Daerah

Ada Apa dengan Tata Kelola Aset Dinas PU Pelalawan? ECU Alat Berat Hilang, Siapa Bertanggung Jawab?

(Foto Ilustrasi design AI, Istimewa).

Oleh: Redaksi

PELALAWAN - Hilangnya Engine Control Unit (ECU) atau komputer pengendali alat berat milik Dinas Pekerjaan Umum (PU) Kabupaten Pelalawan tidak hanya menyisakan pertanyaan tentang siapa pelaku pencurian. Yang lebih penting, peristiwa ini membuka ruang pertanyaan publik mengenai tata kelola, pengawasan, dan sistem pengamanan aset daerah yang selama ini diterapkan.
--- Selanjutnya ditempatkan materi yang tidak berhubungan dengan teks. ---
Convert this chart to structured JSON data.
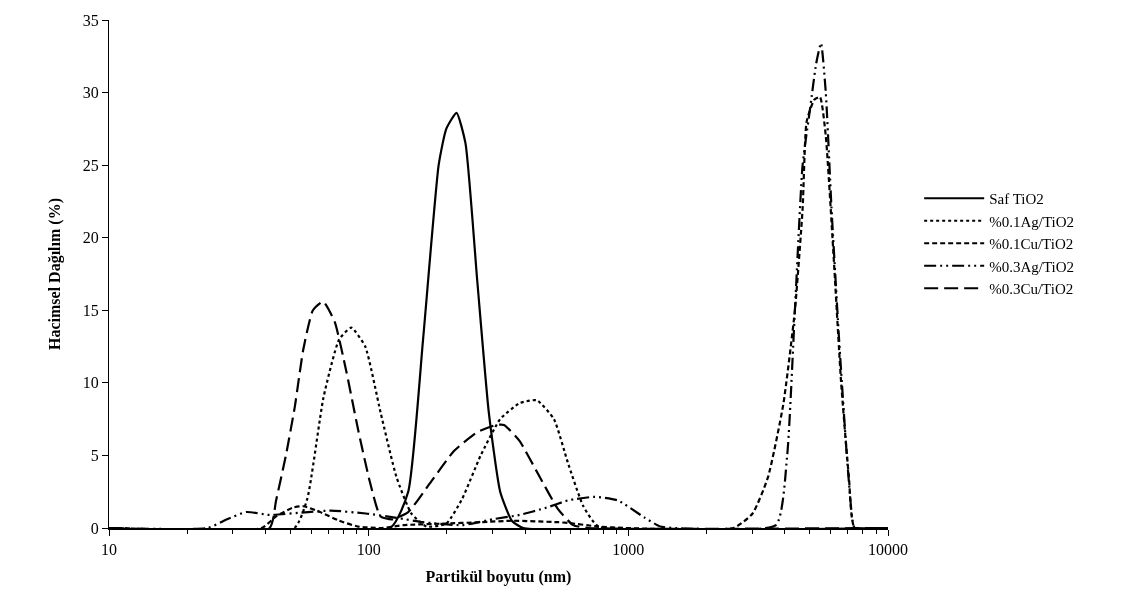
{
  "chart_data": {
    "type": "line",
    "xlabel": "Partikül boyutu (nm)",
    "ylabel": "Hacimsel Dağılım (%)",
    "log": "x",
    "xlim": [
      10,
      10000
    ],
    "xticks": [
      10,
      100,
      1000,
      10000
    ],
    "ylim": [
      0,
      35
    ],
    "yticks": [
      0,
      5,
      10,
      15,
      20,
      25,
      30,
      35
    ],
    "legend": "right",
    "marker": "none",
    "series": [
      {
        "name": "Saf TiO2",
        "color": "#000000",
        "line_style": "solid",
        "x": [
          10,
          121,
          142,
          162,
          186,
          199,
          218,
          236,
          262,
          290,
          321,
          356,
          394,
          10000
        ],
        "values": [
          0,
          0,
          2.5,
          13,
          25,
          27.5,
          28.6,
          26.5,
          17,
          8,
          2.5,
          0.5,
          0,
          0
        ]
      },
      {
        "name": "%0.1Ag/TiO2",
        "color": "#000000",
        "line_style": "dotted",
        "x": [
          10,
          51.7,
          58,
          67,
          77,
          85.7,
          97,
          111,
          128,
          146,
          167,
          199,
          229,
          270,
          321,
          381,
          444,
          517,
          585,
          671,
          769,
          10000
        ],
        "values": [
          0,
          0,
          2,
          9,
          13,
          13.8,
          12.5,
          8,
          3.5,
          1,
          0.1,
          0.3,
          2,
          5,
          7.5,
          8.6,
          8.8,
          7.5,
          4.5,
          1.5,
          0.1,
          0
        ]
      },
      {
        "name": "%0.1Cu/TiO2",
        "color": "#000000",
        "line_style": "dashed",
        "x": [
          10,
          38.7,
          44,
          51,
          56,
          65,
          77,
          91,
          112,
          137,
          193,
          270,
          356,
          536,
          585,
          769,
          977,
          2540,
          3010,
          3450,
          3950,
          4380,
          4690,
          4860,
          5200,
          5470,
          5760,
          6160,
          6600,
          7070,
          7450,
          10000
        ],
        "values": [
          0,
          0,
          0.8,
          1.4,
          1.5,
          1.1,
          0.5,
          0.1,
          0,
          0.2,
          0.3,
          0.4,
          0.5,
          0.4,
          0.35,
          0.1,
          0,
          0,
          1,
          3.5,
          8.5,
          15,
          22,
          28,
          29.5,
          29.7,
          27,
          19,
          10,
          3.5,
          0,
          0
        ]
      },
      {
        "name": "%0.3Ag/TiO2",
        "color": "#000000",
        "line_style": "dashdotdot",
        "x": [
          10,
          24,
          28.5,
          33.8,
          41.5,
          58.5,
          71.6,
          97.5,
          128,
          162,
          229,
          300,
          381,
          484,
          585,
          743,
          912,
          1158,
          1327,
          1520,
          3700,
          4090,
          4380,
          4690,
          5020,
          5290,
          5520,
          5760,
          6060,
          6480,
          6940,
          7300,
          7450,
          10000
        ],
        "values": [
          0,
          0,
          0.6,
          1.1,
          0.9,
          1.1,
          1.2,
          1,
          0.7,
          0.4,
          0.2,
          0.6,
          0.9,
          1.4,
          1.9,
          2.15,
          1.9,
          0.7,
          0.1,
          0,
          0.2,
          5,
          15,
          25,
          29,
          32,
          33.4,
          30,
          22,
          13,
          5,
          0.5,
          0,
          0
        ]
      },
      {
        "name": "%0.3Cu/TiO2",
        "color": "#000000",
        "line_style": "longdash",
        "x": [
          10,
          41.5,
          44,
          48,
          52,
          56,
          61,
          66.8,
          74,
          82,
          91,
          101,
          111,
          123,
          142,
          174,
          213,
          262,
          310,
          332,
          381,
          450,
          536,
          613,
          702,
          10000
        ],
        "values": [
          0,
          0,
          1.9,
          5,
          8.4,
          12.3,
          15,
          15.6,
          14.2,
          10.8,
          6.8,
          3.2,
          0.8,
          0.6,
          1.1,
          3.2,
          5.3,
          6.6,
          7.1,
          7.1,
          6,
          3.7,
          1.3,
          0.2,
          0,
          0
        ]
      }
    ]
  }
}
Sebagai barang milik daerah, alat berat dan seluruh komponennya merupakan aset yang dibeli menggunakan anggaran publik. Karena itu, setiap kehilangan tidak bisa dipandang semata sebagai tindak kriminal biasa, melainkan juga sebagai ujian terhadap sistem pengendalian internal pemerintah daerah.

Kasus hilangnya ECU senilai sekitar Rp30 juta menimbulkan sejumlah pertanyaan mendasar. Bagaimana mekanisme pengamanan aset saat berada di lapangan? Siapa pejabat atau petugas yang diberi tanggung jawab atas keberadaan alat berat tersebut? Apakah ada sistem pengawasan rutin dan pencatatan kondisi aset? Dan mengapa komponen penting itu bisa hilang tanpa segera terdeteksi?

Pernyataan Kepala Dinas PU Pelalawan yang menyebut akan memanggil operator dan penjaga lapangan menunjukkan bahwa terdapat pihak-pihak yang memiliki tanggung jawab operasional terhadap aset tersebut. Namun, publik tentu menunggu penjelasan lebih lanjut mengenai rantai tanggung jawab pengelolaan aset, mulai dari operator, pengawas lapangan, pejabat penatausahaan barang, hingga pimpinan organisasi perangkat daerah.

Dalam tata kelola aset pemerintah, tanggung jawab tidak berhenti pada petugas lapangan semata. Terdapat sistem berjenjang yang mengatur penggunaan, pengawasan, pemeliharaan, dan pengamanan barang milik daerah. Karena itu, evaluasi terhadap kasus ini semestinya tidak hanya berfokus pada siapa yang mengambil ECU tersebut, tetapi juga apakah terdapat kelalaian dalam sistem pengawasan yang memungkinkan kehilangan itu terjadi.

Jika aset daerah dapat hilang saat berada dalam penguasaan pemerintah tanpa sistem pengamanan yang memadai, maka yang dipertanyakan bukan hanya individu tertentu, melainkan efektivitas tata kelola aset secara keseluruhan.

DPRD Kabupaten Pelalawan juga memiliki alasan untuk meminta penjelasan lebih mendalam. Sebab, setiap kerugian terhadap aset daerah pada akhirnya berdampak pada keuangan daerah yang bersumber dari uang rakyat.

Kasus ini menjadi momentum penting bagi Pemerintah Kabupaten Pelalawan untuk melakukan audit internal terhadap pengelolaan alat berat dan aset bergerak lainnya. Audit tersebut diperlukan untuk memastikan apakah kehilangan ini murni akibat tindak pencurian, akibat kelalaian pengawasan, atau justru mencerminkan lemahnya sistem pengamanan aset yang selama ini berjalan.

Pada akhirnya, pertanyaan yang harus dijawab bukan hanya "siapa yang mengambil ECU itu?", tetapi juga "siapa yang bertanggung jawab memastikan aset daerah tidak hilang?". Karena dalam tata kelola pemerintahan yang baik, setiap aset publik harus memiliki penanggung jawab yang jelas dan sistem pengawasan yang mampu melindunginya dari risiko kehilangan.